Based on Adam’s writeup I picked Universal Principles of Design – a new book by Will Lidwell, Kritina Holden, and Jill Butler – down off the shelf and subsequently to the cash register. Adam’s take on it is accurate. Given my experience teaching – where people with undergraduate degrees in communication design from the Parsons School of Design still don’t know many of these principles – I’d say just about every novice to advanced designer could benefit from this book.
The book does a very good job at talking in simple ways that cut across design disciplines. It simultaneously shows the application of a principle to the Macintosh GUI and the Segway. Rare are the times when graphic, industrial, architectural, and software designers have overlapping areas of interest. The qualities of various sorts of rubber will keep industrial designers talking all night, and I couldn’t care less, and furthermore couldn’t keep up even if I did care.
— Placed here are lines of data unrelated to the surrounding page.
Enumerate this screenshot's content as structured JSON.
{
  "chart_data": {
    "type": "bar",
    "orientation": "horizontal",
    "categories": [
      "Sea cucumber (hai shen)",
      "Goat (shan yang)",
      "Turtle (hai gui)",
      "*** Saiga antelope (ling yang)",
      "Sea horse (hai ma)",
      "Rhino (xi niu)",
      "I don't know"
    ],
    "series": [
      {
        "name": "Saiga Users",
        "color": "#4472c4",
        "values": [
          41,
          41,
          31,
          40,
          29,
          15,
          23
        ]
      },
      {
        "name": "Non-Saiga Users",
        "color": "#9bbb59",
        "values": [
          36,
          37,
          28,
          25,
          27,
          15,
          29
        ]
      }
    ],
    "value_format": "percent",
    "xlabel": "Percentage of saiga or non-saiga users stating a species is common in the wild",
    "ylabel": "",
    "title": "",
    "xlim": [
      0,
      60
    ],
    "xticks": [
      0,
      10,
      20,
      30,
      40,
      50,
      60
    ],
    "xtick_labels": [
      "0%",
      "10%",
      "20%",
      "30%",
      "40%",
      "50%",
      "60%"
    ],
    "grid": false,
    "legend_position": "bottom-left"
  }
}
For this reason I’m curious to see where other efforts to unite these designers will go. One such effort is Interaction Designers, a group that strives to speak across these boundaries.
Another is the Interaction Design Institute Ivrea, and specifically the Hub, a community blog launched by the lovely Molly Steenson. Here Andrew sums up the difficult going in early posts as well as the great potential. The same sort of immediate sharing and the resulting learning that blogging has given many of us threatened to leave universities behind. Likewise, there are topics covered in these schools that aren’t disseminated to the rest of us, and this blog becomes a welcome conduit.